Back from the off-topic, I think the best "pure" budget brand is Romisen from my experience. Zero issues with any of the Romisens I have, but I think they can improve the things without being more expensive changing minor details. For example, in the multimode RC-N3, just changing the memory from 30 seconds to 2 or 3 will be a big improvement without (I think) needing to spent more making the light. 

Aside from the obvious things like the HAIII, better QC, tougher circuits, etc, the attention to small details is what make the premiun lights worth.


----------



## SmurfTacular (Feb 20, 2010)

I have an r2 UltraFire that takes 18650 batteries, and I love it


----------



## godlight (Feb 21, 2010)

Romisen, Tank007, Solarforce, akoray, iTP


----------



## march.brown (Feb 21, 2010)

Without doubt top of the list, my two 18650 Solarforce L2 torches, 5 mode with memory (sand colour) plus my Solarforce L2i single mode (modified to take 18650) sand colour.

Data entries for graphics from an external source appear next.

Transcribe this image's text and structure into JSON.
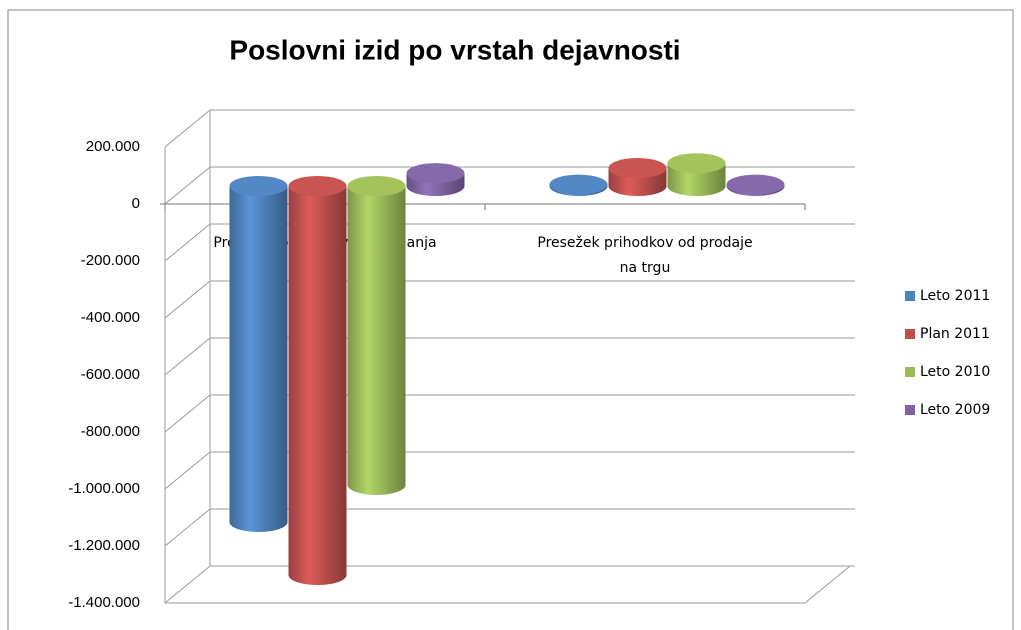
{
  "chart_data": {
    "type": "bar3d",
    "title": "Poslovni izid po vrstah dejavnosti",
    "categories": [
      "Presežek odhodkov od izvajanja JS",
      "Presežek prihodkov od prodaje na trgu"
    ],
    "series": [
      {
        "name": "Leto 2011",
        "color": "#4f81bd",
        "values": [
          -1179000,
          5000
        ]
      },
      {
        "name": "Plan 2011",
        "color": "#c0504d",
        "values": [
          -1365000,
          63000
        ]
      },
      {
        "name": "Leto 2010",
        "color": "#9bbb59",
        "values": [
          -1049000,
          80000
        ]
      },
      {
        "name": "Leto 2009",
        "color": "#8064a2",
        "values": [
          45000,
          5000
        ]
      }
    ],
    "ylim": [
      -1400000,
      200000
    ],
    "yticks": [
      {
        "value": -1400000,
        "label": "-1.400.000"
      },
      {
        "value": -1200000,
        "label": "-1.200.000"
      },
      {
        "value": -1000000,
        "label": "-1.000.000"
      },
      {
        "value": -800000,
        "label": "-800.000"
      },
      {
        "value": -600000,
        "label": "-600.000"
      },
      {
        "value": -400000,
        "label": "-400.000"
      },
      {
        "value": -200000,
        "label": "-200.000"
      },
      0,
      {
        "value": 200000,
        "label": "200.000"
      }
    ],
    "grid": true,
    "legend": "right"
  }
}
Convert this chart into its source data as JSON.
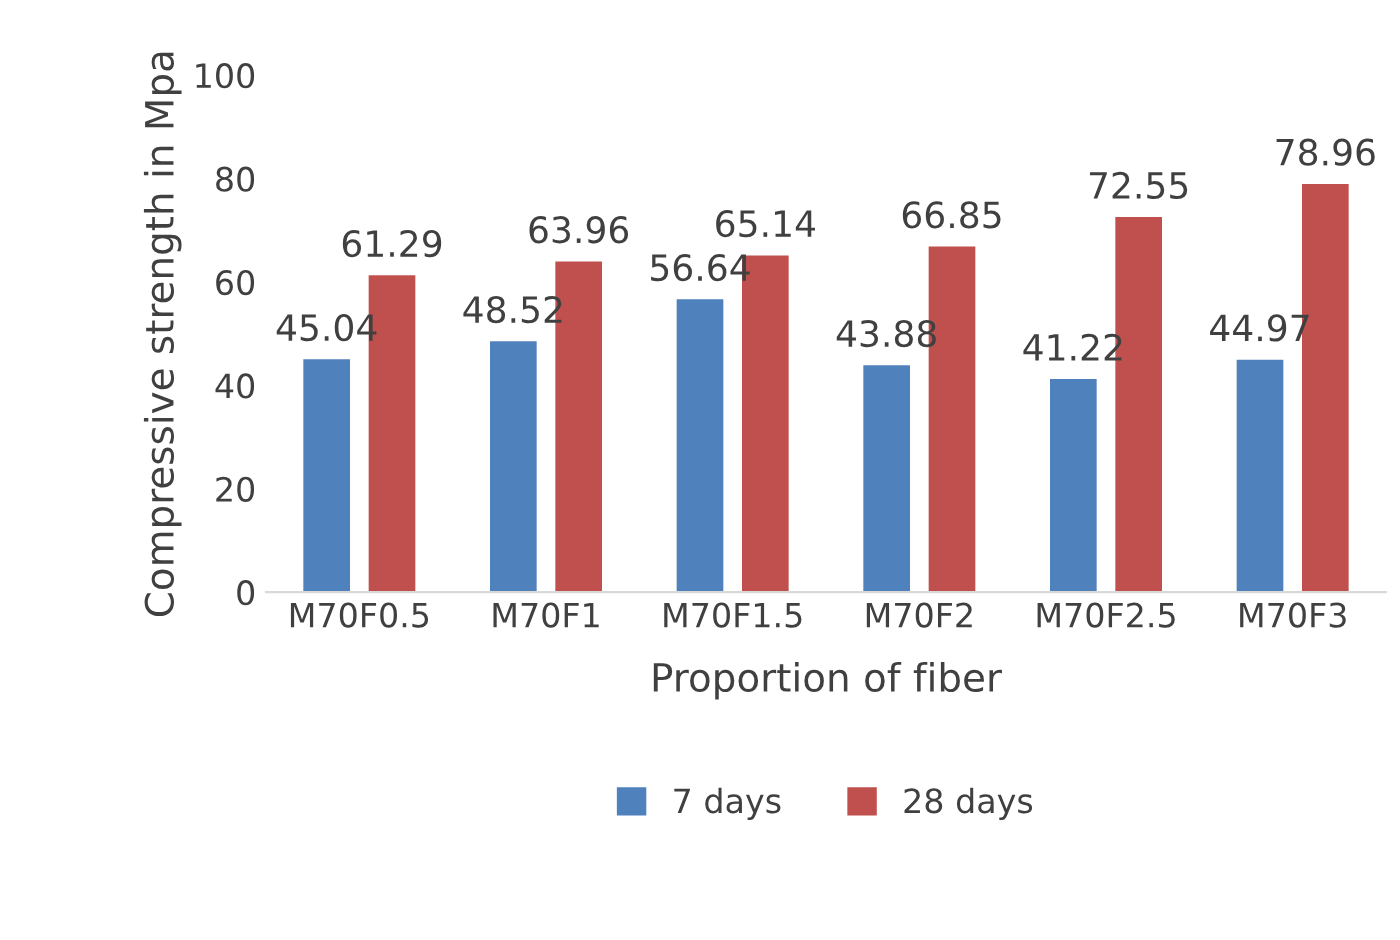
{
  "chart_data": {
    "type": "bar",
    "xlabel": "Proportion of fiber",
    "ylabel": "Compressive strength in Mpa",
    "categories": [
      "M70F0.5",
      "M70F1",
      "M70F1.5",
      "M70F2",
      "M70F2.5",
      "M70F3"
    ],
    "series": [
      {
        "name": "7 days",
        "color": "#4f81bd",
        "values": [
          45.04,
          48.52,
          56.64,
          43.88,
          41.22,
          44.97
        ]
      },
      {
        "name": "28 days",
        "color": "#c0504d",
        "values": [
          61.29,
          63.96,
          65.14,
          66.85,
          72.55,
          78.96
        ]
      }
    ],
    "ylim": [
      0,
      100
    ],
    "yticks": [
      0,
      20,
      40,
      60,
      80,
      100
    ],
    "grid": false,
    "legend": "bottom",
    "data_labels": true
  }
}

Trustfire F20 single AA, 5 mode with memory, with pocket clip, great EDC.

Saiko SA-8, best value for money (3AAA or 18650) ... No home should be without one or two of these.

ZhongSheng 3AAA (Eneloops or similar) , dirt cheap and great to keep in the car along with the Saiko ... Well, you have to have a second torch in the car haven't you.

Romisen RC-U4 ... 18650 or 3AAA ... I should have had another Solarforce as they are gorgeous in the sand colour ... Don't get me wrong, the Romisen works OK but I just prefer the Solarforces.


----------



## Lux007 (Feb 22, 2010)

+1 on Romisen...although you may have to fine tune some of the examples your receive, I don't really hear many horror stories. I have a UniqueFire AA-S1 on the way so I'm crossing my fingers they aren't too bad either.


----------



## mccririck (Feb 24, 2010)

When you guys talk about fine tuning what do you mean?


----------



## alfreddajero (Feb 24, 2010)

Clean and lube the threads......tighten up the switch retaining ring.....at least this is what i do whenever a new light comes to my home.


----------